Me refiero sólo a los
sufridores crónicos, a aquellas personas que se sitúan de por vida en una
peculiar perspectiva desde la que avizoran hasta el más mínimo síntoma de malos
tiempos. A los que -como buitres leonados- rebuscan ávidamente entre los
desechos con el fin de localizar motivos de llantos y razones de quejas. A esos
conciudadanos que poseen una singular habilidad para, augurando tempestades y
anunciando desgracias, viciando el ambiente con alarmas y contaminando el
espacio con ansiedades, nos contagian su inquietud y nos inyectan su tristeza.
Aunque se regodean, sobre
todo, en los períodos de tormenta, también disfrutan, paradójicamente, en los
tiempos de bonanza porque, como nos repiten una y otra vez, la calma es
presagio de nuevas calamidades. Por eso les inquietan tanto las buenas noticias
y, por eso sufren con el bienestar y disfrutan con el malestar. Es posible que
sus continuas lamentaciones nos vacunen a muchos, pero también se corre el
riesgo de que sus permanentes quejas influyan en el ánimo de otros.
Estos mártires
vocacionales interpretan la vida como un ininterrumpido camino del Gólgota o
como un desconsolador valle de lágrimas. Ellos padecen los males propios y los
ajenos: son las víctimas de las enfermedades, del cansancio, de las derrotas y
hasta de las muertes de los que los rodean: “mi marido se ha muerto para
fastidiarme a mí”, me decía el otro día una compungida viuda. Esta actitud
dolida se refleja en casi todas las actividades. Algunos aficionados, aunque no
se atrevan a reconocerlo y digan lo contrario, acuden al fútbol para sufrir:
para, indignados, insultar al árbitro por sus errores, para vilipendiar al equipo
contrario por su dureza, y para reprochar al suyo propio los fallos. Si asisten
a los toros protestan por la escasa bravura del ganado, por el excesivo miedo
de los espadas, por el ensañamiento del picador y por la tacañería del
presidente de la corrida. Si no soportan que les transmitan noticias
agradables, menos toleran que les cuenten hechos penosos porque, como es
natural, ellos ya han experimentado todos de una manera mucho más aguda: han
padecido todas las desgracias, todas las enfermedades y todas las muertes. Por
eso comienzan todos sus comentarios con la frase: “vamos, a mí me vas a
contar…”
No hay duda de que esta
perturbación emocional, que causa un daño serio al que la padece, también
contagia a los que, por razones familiares o laborales, tienen que convivir con
ellos, pero es todavía peor cuando desempeñan tareas de liderazgo social,
religioso o político. Fíjense, por ejemplo, en los periodistas que todos los
días nos amargan la jornada con sus agrias lamentaciones. ¿No es cierto que
están convencidos de que los únicos episodios que merecen el nombre de noticias
son los desgraciados? Algunos defienden que la crítica consiste en zaherir, en
protestar y en insultar: todo está mal y, además, casi todo se hace con malas
intenciones.
En mi opinión, sin
embargo, este síndrome alcanza una singular virulencia cuando estos
superpacientes ocupan puestos de responsabilidad en el ámbito de la política ya
que infestan toda la atmósfera y contagian a una mayoría de ciudadanos creando
un clima de desazón, de malestar y de disgusto que, en gran medida, contamina y
envenena la convivencia. A veces
recibimos la impresión de que, recónditamente, no sólo se alegran cuando las
cosas van mal, sino de que, incluso, desean que ocurran desgracias para que
fracasen las gestiones de los gobiernos responsables.
1 comentario:
Querido profesor:
Hace tiempo en un curso alguien nos contó que debíamos aprender a identificar a los cenizos y a las personas tóxicas por dos razones: para ayudarles y hacerles ver, o para desactivarlos evitando con ello su contagio.

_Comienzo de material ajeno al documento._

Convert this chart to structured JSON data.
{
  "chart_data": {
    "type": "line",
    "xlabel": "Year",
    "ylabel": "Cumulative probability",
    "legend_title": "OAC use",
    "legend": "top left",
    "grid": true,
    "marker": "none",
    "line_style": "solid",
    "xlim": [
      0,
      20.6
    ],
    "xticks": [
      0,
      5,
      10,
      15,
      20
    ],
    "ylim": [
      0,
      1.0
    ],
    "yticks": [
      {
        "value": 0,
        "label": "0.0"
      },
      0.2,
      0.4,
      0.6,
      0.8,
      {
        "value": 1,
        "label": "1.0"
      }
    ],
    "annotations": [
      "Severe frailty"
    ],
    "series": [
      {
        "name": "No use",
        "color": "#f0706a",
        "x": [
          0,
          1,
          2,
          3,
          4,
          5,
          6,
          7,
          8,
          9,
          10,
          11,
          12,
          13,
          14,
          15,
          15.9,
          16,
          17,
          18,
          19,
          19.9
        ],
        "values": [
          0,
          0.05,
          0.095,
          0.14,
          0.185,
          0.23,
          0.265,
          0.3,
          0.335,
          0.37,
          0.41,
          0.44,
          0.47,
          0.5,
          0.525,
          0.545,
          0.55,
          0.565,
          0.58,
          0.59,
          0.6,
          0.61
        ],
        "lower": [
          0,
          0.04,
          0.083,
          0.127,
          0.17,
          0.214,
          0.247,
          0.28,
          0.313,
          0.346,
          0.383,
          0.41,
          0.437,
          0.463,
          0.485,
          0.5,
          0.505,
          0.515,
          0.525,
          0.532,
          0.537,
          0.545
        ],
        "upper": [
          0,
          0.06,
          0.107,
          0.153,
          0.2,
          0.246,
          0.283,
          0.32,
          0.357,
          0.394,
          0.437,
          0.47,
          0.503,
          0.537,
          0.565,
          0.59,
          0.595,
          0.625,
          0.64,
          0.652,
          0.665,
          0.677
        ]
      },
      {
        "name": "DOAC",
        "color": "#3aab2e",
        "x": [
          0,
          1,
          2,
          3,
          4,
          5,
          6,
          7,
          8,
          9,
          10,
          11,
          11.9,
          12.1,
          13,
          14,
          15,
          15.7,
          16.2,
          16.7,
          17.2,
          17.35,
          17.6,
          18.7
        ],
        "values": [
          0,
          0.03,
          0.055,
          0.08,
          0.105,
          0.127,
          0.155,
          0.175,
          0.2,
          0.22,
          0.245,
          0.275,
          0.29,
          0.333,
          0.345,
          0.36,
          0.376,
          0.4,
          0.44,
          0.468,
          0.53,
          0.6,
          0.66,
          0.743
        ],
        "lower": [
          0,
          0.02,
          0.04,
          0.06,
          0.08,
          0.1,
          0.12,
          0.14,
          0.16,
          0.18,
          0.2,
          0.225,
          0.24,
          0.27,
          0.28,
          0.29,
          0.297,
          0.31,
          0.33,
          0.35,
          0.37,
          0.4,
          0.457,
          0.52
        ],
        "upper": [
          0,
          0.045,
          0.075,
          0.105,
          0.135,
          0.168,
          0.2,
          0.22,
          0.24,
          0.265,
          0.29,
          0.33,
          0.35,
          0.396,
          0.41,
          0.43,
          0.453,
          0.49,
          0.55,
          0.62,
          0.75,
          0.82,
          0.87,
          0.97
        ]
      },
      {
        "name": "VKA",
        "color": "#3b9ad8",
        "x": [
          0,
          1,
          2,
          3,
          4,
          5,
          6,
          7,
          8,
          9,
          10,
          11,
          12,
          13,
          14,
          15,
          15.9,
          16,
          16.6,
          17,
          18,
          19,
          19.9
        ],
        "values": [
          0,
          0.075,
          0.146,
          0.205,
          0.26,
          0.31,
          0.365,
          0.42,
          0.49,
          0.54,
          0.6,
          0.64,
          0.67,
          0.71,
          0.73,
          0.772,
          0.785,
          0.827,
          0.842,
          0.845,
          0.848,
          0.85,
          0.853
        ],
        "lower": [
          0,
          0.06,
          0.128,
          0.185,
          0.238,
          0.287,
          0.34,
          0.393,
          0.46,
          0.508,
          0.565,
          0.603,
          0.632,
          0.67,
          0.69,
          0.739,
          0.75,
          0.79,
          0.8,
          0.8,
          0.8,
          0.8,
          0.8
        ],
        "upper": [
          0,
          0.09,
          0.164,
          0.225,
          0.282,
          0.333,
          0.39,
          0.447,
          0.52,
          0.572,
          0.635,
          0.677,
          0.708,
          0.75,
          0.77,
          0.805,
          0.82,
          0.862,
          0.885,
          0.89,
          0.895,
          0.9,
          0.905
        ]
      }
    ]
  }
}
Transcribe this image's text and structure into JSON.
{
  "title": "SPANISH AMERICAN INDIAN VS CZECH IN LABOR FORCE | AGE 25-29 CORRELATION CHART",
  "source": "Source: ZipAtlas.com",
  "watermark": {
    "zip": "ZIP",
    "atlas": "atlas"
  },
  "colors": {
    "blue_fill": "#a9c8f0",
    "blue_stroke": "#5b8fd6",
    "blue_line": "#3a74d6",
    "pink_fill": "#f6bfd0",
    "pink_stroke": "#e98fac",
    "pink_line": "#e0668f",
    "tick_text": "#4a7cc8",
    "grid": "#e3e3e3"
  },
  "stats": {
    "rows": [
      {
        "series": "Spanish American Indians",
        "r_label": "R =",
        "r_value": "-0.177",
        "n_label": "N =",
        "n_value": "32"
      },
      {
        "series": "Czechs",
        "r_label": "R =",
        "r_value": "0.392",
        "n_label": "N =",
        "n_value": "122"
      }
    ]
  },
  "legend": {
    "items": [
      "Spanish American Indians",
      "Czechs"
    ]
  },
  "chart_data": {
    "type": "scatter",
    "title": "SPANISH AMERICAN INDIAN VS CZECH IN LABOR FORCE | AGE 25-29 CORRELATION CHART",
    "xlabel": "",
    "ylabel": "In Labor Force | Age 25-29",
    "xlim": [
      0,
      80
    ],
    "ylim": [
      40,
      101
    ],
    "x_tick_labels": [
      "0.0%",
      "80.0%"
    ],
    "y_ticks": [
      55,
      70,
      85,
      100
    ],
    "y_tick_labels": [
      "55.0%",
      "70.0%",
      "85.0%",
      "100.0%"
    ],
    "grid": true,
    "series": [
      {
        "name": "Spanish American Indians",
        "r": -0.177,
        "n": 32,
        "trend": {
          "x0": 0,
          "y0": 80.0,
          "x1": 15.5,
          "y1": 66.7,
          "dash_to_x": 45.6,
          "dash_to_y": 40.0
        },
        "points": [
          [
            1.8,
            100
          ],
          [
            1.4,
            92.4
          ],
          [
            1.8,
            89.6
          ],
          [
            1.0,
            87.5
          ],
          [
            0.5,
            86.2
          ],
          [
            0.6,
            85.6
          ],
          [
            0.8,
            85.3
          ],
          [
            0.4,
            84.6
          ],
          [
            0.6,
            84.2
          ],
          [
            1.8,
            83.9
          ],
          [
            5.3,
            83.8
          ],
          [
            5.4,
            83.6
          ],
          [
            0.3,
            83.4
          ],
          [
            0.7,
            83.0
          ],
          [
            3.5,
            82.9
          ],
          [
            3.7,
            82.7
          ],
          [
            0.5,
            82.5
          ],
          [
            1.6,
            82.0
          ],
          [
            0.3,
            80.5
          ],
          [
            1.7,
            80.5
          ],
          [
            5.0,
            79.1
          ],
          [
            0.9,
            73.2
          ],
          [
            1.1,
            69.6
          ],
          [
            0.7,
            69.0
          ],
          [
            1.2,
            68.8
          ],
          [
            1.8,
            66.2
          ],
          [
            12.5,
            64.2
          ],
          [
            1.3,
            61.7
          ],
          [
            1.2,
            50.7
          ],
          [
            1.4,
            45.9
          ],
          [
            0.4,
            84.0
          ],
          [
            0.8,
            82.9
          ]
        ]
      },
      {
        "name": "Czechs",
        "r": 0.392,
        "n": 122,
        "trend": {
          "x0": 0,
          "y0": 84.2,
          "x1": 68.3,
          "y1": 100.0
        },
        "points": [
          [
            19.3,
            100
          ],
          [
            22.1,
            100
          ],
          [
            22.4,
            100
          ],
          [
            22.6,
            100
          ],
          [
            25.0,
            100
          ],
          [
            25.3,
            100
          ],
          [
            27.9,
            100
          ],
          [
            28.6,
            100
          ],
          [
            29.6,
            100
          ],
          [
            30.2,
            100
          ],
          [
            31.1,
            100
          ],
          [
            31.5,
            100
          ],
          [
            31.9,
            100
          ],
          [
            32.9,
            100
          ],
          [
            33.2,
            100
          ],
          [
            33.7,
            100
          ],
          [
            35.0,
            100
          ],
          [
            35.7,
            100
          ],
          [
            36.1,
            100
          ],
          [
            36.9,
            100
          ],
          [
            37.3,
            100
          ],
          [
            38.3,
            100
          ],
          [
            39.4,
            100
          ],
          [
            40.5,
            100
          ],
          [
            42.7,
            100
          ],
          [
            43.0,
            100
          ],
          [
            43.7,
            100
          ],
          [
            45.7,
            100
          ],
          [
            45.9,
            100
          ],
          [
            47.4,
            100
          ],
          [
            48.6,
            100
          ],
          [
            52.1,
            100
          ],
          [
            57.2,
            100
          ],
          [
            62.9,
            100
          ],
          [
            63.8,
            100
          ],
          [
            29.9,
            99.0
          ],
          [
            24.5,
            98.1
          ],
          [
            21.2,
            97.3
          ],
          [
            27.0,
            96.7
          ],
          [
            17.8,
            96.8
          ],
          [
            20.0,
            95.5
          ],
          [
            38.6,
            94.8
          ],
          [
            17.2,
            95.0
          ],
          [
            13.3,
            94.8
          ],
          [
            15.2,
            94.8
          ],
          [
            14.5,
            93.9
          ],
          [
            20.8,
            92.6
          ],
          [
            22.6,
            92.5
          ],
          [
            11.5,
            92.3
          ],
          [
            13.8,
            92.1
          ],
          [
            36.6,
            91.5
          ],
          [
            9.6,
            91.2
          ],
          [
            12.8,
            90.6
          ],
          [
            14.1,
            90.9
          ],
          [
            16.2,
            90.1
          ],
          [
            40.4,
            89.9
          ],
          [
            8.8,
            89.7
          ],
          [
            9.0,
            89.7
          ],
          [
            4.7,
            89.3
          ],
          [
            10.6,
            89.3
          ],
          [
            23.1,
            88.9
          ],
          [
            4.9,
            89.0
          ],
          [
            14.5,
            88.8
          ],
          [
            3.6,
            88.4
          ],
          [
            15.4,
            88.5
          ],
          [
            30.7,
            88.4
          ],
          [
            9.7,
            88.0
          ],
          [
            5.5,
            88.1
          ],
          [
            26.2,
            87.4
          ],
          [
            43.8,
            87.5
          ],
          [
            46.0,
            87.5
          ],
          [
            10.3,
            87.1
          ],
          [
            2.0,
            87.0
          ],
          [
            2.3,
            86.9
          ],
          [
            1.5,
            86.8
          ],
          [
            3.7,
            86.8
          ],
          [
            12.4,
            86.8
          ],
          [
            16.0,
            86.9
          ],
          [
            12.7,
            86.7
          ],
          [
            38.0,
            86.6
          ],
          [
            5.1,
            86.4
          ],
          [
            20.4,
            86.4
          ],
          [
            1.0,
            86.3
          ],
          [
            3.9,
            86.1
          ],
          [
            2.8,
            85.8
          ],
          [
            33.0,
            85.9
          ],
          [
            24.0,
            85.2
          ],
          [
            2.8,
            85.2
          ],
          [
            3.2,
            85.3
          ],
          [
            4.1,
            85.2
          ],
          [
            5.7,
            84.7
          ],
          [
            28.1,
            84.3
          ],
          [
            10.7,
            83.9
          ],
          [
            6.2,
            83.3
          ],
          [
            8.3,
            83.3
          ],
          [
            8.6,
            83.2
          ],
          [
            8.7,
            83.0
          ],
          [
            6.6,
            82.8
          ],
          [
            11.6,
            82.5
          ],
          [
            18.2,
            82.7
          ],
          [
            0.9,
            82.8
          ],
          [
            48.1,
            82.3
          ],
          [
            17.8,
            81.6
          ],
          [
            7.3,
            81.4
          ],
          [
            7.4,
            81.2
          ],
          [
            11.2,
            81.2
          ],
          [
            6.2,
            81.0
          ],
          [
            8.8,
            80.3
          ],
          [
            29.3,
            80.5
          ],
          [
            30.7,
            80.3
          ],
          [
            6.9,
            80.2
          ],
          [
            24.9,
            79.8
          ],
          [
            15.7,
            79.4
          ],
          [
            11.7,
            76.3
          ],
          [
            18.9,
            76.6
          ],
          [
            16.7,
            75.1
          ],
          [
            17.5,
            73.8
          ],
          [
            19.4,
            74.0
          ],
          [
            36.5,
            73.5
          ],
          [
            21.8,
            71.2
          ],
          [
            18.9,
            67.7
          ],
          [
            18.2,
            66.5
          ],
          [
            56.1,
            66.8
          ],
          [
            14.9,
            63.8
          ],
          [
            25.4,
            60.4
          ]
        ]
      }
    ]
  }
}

Casi todos ellos llevan a cuestas una patología que puede curarse o no, y esto depende en mucha parte de ellos mismos. He visto como algunos lo han superado y se han convertido en lideres y estupendos compañeros, y sin embargo, otros no lo consiguieron y, en un mundo de exigente dinamismo, suelen terminar aislados del contexto a lomos de sus contumaces y cansinas diatribas, que no logran contagiar a los avisados.